Foto (Stefanie Starke): (v. l.) Landesschülersprecher Lukas Berger im Gespräch mit MdL Josef Heisl.
„Klar, macht man sich schon auch kurz Gedanken, ob es dann auch mit den Noten alles hinhaut. Schließlich fließen die Leistungen auch aus diesem Jahr mit in die Abiturnote. Aber das bekomm ich schon hin“, ist der 18-Jährige mittlerweile überzeugt. Schließlich sei es eine einmalige Chance, auch für den weiteren Lebensweg.
Lukas Berger in seiner Funktion in viele wichtige bildungspolitische Angelegenheiten auf Landesebene involviert und war so zuletzt unter anderem bei einem Austausch mit Kultusministerin Anna Stolz. Hier wurde über ein krisenresilientes Schulsystem diskutiert – „die Thematik soll fest im Lehrplanverankert werden. Anders als beispielsweise die Verfassungsviertelstunde, die einfach obendrauf gesetzt wurde“, berichtet der Landesschülersprecher.

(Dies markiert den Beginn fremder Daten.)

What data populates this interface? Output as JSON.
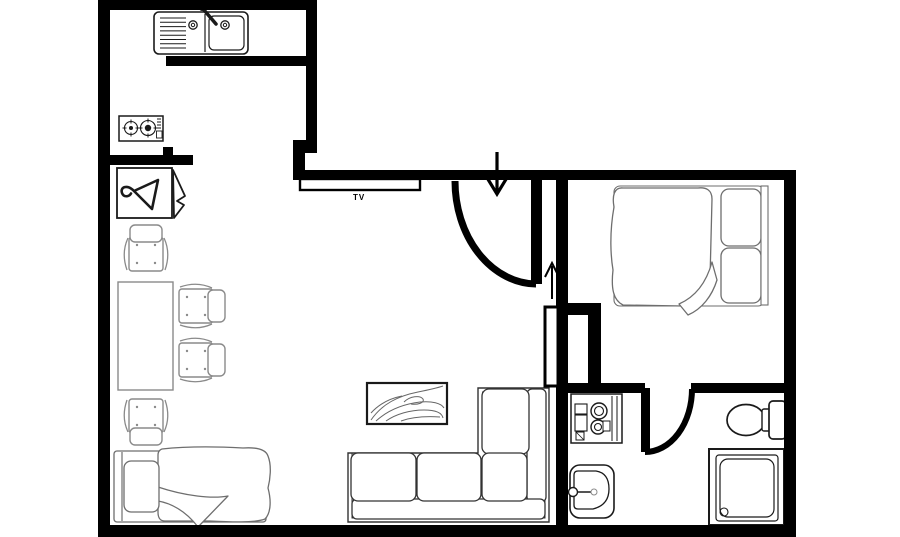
{
  "labels": {
    "tv": "TV"
  },
  "colors": {
    "wall": "#000000",
    "background": "#ffffff",
    "fixture_stroke": "#1a1a1a",
    "furniture_stroke": "#8a8a8a",
    "bed_stroke": "#6e6e6e",
    "sofa_stroke": "#333333",
    "rug_detail": "#666666"
  },
  "fixtures": [
    "kitchen-sink-icon",
    "cooktop-icon",
    "wardrobe-hanger-icon",
    "dining-table-icon",
    "dining-chair-icon",
    "tv-icon",
    "entry-door-swing-icon",
    "entrance-arrow-down-icon",
    "hall-arrow-up-icon",
    "sliding-door-leaf-icon",
    "double-bed-icon",
    "rug-icon",
    "sectional-sofa-icon",
    "single-bed-icon",
    "washing-machine-icon",
    "bathroom-door-swing-icon",
    "toilet-icon",
    "shower-icon",
    "washbasin-icon"
  ]
}
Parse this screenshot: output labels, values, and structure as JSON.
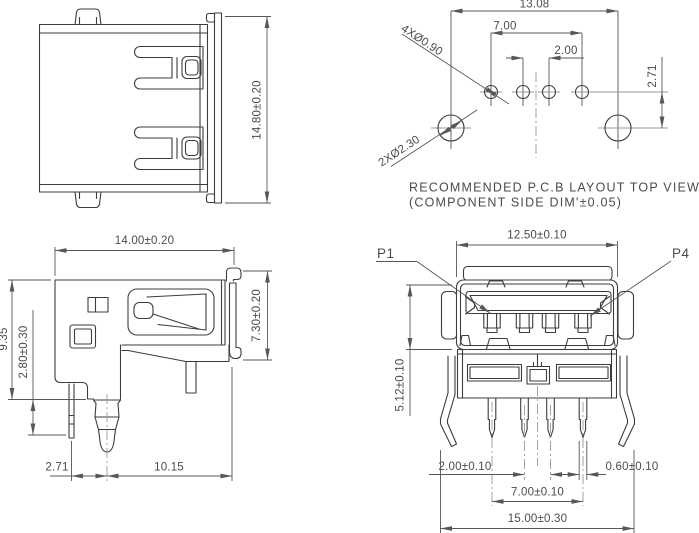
{
  "views": {
    "connector_top_view": {
      "dim_height": "14.80±0.20"
    },
    "pcb_layout": {
      "dim_hole_span": "13.08",
      "dim_pin_span": "7.00",
      "dim_pin_pitch_center": "2.00",
      "dim_row_offset": "2.71",
      "callout_pin_holes": "4XØ0.90",
      "callout_mount_holes": "2XØ2.30",
      "caption_line1": "RECOMMENDED P.C.B LAYOUT TOP VIEW",
      "caption_line2": "(COMPONENT SIDE DIM'±0.05)"
    },
    "side_view": {
      "dim_depth": "14.00±0.20",
      "dim_body_height": "9.35",
      "dim_standoff": "2.80±0.30",
      "dim_flange_height": "7.30±0.20",
      "dim_pin_to_peg": "2.71",
      "dim_peg_to_back": "10.15"
    },
    "front_view": {
      "dim_shell_width": "12.50±0.10",
      "dim_shell_height": "5.12±0.10",
      "dim_pin_pitch_center": "2.00±0.10",
      "dim_pin_width": "0.60±0.10",
      "dim_pin_span": "7.00±0.10",
      "dim_overall_width": "15.00±0.30",
      "label_pin1": "P1",
      "label_pin4": "P4"
    }
  },
  "colors": {
    "background": "#ffffff",
    "geometry_line": "#3d3d3d",
    "dimension_line": "#575757",
    "centerline": "#9a9a9a",
    "text": "#4b4b4b"
  }
}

Ob Demokratiebildung, Sport oder andere gesellschaftliche Bereiche – Schule werde an vielen Stellen schnell in die Pflicht genommen. „Oft hat man den Eindruck, alles wird der Schule aufs Auge gedrückt. Aber Schule kann nicht alles leisten“, ist MdL Heisl überzeugt. Dem Jugendpolitischen Sprecher der CSU-Landtagsfraktion ist es ein großes Anliegen allgemein mit jungen Menschen und speziell auch solchen in gestaltungsträchtigen Positionen, ins Gespräch zu kommen. „Es wird viel zu oft über Schüler gesprochen, viel zu wenig mit uns“, dankt der Schülersprecher in diesem Zusammenhang für das Interesse an dem Gespräch und damit an den Themen der jungen Menschen.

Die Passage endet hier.